Ce chétif suppôt de la P.U.T. (Pensée Unique Totalitaire) profita d’un inventaire destiné à faire le compte des trésors picturaux de l’institution pour escamoter rageusement les vénérables croûtes du camp à qui, sans aucun doute, il voue une exécration massive et silencieuse. Au fond, son idée fut de se jeter à l’eau, de créer un précédent, d’interpeller la direction de l’Ecole en la mettant devant le fait accompli, dans une position telle qu’il lui faudrait, tôt ou tard, réagir. Or, dans ce cas, deux réactions sont possibles. Soit ordonner que Lee et Jackson retrouvent leur clou dans le mur. Soit temporiser, laisser pourrir le débat, enliser le fameux inventaire dans une sorte de marais politico-militaire afin que chacun s’empresse de l’oublier, quitte à accrocher à la place des cadres manquants deux gouaches dépoussiérées de traîneurs de sabre nordistes. La direction de l’Ecole sentit un piège s’ouvrir devant elle. Elle comprit que déjà le pays l’observait. Pour gagner du temps, elle choisit l’enlisement.

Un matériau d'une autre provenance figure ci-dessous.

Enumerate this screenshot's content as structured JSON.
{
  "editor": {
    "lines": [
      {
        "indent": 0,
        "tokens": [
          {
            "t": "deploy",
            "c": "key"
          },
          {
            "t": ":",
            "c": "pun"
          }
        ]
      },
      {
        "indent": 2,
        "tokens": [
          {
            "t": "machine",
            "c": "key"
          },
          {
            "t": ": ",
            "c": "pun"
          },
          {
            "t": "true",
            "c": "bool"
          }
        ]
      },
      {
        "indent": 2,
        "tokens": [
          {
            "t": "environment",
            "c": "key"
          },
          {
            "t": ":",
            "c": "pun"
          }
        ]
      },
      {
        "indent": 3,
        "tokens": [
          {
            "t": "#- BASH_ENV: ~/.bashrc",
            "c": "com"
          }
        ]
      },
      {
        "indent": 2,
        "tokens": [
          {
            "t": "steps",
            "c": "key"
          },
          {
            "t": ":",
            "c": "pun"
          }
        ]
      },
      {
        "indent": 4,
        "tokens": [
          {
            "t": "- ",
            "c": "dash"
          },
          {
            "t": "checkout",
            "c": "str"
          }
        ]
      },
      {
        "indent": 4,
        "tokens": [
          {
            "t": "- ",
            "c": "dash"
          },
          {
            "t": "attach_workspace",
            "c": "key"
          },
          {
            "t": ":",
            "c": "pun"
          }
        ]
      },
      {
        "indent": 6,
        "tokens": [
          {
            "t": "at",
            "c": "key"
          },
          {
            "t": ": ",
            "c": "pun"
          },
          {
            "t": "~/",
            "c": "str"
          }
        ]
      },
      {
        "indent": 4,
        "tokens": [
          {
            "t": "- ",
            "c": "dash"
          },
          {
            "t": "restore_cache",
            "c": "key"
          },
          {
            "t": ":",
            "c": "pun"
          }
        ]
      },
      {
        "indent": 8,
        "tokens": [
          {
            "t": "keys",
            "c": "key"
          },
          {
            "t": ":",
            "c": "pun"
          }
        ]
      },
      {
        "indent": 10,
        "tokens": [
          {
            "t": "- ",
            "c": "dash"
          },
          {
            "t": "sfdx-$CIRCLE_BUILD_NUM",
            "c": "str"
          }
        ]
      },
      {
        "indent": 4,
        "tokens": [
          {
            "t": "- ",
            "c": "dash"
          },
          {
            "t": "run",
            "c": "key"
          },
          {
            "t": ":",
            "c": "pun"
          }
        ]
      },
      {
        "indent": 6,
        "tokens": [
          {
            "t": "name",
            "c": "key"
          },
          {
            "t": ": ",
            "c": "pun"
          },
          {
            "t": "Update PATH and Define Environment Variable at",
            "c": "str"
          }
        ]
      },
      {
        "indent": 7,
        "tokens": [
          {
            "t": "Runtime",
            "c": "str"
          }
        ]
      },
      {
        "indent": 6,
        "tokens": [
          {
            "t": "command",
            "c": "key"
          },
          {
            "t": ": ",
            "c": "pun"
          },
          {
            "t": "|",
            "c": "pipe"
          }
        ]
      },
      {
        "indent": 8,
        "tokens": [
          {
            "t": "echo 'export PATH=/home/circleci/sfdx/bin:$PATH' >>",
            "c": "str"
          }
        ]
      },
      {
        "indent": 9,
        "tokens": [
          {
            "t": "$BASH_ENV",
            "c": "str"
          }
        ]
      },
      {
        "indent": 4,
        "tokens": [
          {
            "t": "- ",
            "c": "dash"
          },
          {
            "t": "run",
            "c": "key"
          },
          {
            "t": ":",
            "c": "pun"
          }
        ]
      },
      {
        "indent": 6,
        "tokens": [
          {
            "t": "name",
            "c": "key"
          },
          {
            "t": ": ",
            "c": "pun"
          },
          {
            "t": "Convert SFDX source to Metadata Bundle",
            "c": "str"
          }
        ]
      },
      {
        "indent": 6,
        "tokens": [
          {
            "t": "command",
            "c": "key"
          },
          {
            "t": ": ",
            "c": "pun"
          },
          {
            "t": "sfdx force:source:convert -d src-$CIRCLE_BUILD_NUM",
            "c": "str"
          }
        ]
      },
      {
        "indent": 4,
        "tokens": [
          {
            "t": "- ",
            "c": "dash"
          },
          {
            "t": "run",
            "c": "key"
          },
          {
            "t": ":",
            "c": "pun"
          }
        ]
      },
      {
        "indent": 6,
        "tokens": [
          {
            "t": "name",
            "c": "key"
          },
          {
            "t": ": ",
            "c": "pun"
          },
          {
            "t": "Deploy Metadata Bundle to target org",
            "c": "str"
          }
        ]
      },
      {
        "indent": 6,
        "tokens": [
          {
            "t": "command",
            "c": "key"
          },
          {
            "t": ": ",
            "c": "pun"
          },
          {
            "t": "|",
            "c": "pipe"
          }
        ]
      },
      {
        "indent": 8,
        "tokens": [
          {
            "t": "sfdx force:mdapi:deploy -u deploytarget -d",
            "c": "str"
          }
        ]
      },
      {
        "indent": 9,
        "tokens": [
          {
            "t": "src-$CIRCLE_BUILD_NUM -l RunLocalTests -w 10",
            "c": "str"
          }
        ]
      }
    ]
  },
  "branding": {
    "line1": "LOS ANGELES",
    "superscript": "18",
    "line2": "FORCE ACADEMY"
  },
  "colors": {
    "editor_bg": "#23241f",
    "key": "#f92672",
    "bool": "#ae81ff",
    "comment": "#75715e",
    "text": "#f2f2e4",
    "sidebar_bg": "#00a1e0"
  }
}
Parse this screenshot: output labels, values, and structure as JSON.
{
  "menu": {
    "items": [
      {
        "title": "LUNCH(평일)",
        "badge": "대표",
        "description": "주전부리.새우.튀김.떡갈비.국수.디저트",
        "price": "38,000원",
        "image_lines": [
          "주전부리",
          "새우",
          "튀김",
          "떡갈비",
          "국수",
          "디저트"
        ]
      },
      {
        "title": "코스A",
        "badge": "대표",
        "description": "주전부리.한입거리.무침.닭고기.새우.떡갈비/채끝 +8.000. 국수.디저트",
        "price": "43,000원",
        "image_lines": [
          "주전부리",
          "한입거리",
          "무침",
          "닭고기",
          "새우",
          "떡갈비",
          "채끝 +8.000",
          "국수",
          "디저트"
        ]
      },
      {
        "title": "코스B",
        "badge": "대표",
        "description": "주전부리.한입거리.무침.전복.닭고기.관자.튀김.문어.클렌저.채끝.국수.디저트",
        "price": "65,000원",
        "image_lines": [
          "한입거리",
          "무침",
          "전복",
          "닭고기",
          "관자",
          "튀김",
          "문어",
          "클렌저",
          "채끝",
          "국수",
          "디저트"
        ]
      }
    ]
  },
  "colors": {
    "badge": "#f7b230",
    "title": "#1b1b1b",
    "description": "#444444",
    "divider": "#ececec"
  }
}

Cette affaire n’a pas encore atteint les proportions d’une effervescence nationale, mais elle pourrait fournir un prétexte aux subversifs de l’Obamaland pour remettre en question, non seulement la présence de l’esprit du Sud dans l’enseignement d’autres académies militaires, mais également celle, encadrée ou statufiée, de ses héros. On trouve notamment deux superbes portraits de Lee dans l’enceinte de West Point, le Saint-Cyr américain : l’un en uniforme de capitaine dans l’amphithéâtre des cadets ; l’autre en grand uniforme de général en chef de l’armée confédérée sous l’impressionnant portique de la bibliothèque. Combien de temps encore les milliers d‘élèves officiers qui défilent chaque année à West Point pourront-ils admirer le souvenir d’un tacticien pénétrant et hardi dont les leçons demeurent d’actualité ? Impossible réponse, d’autant que par ces temps de sournoise offensive conformiste, n’importe quel défi reste envisageable : l’audace prédatrice est à la mesure de la mollesse de l’autorité. Elle semble loin l‘époque (c‘était en 1975) où le Congrès réintégra Robert Lee dans ses prérogatives de citoyen américain. Il avait fallu attendre plus d’un siècle. On lui avait arraché sa carte d’identité de l’Union en 1861 pour lui coller une étiquette de rebelle qu’il conserva jusqu’en 1865. Et même après, dans la défaite… Formalisme mesquin : on n’a jamais pu lui faire perdre l’honneur.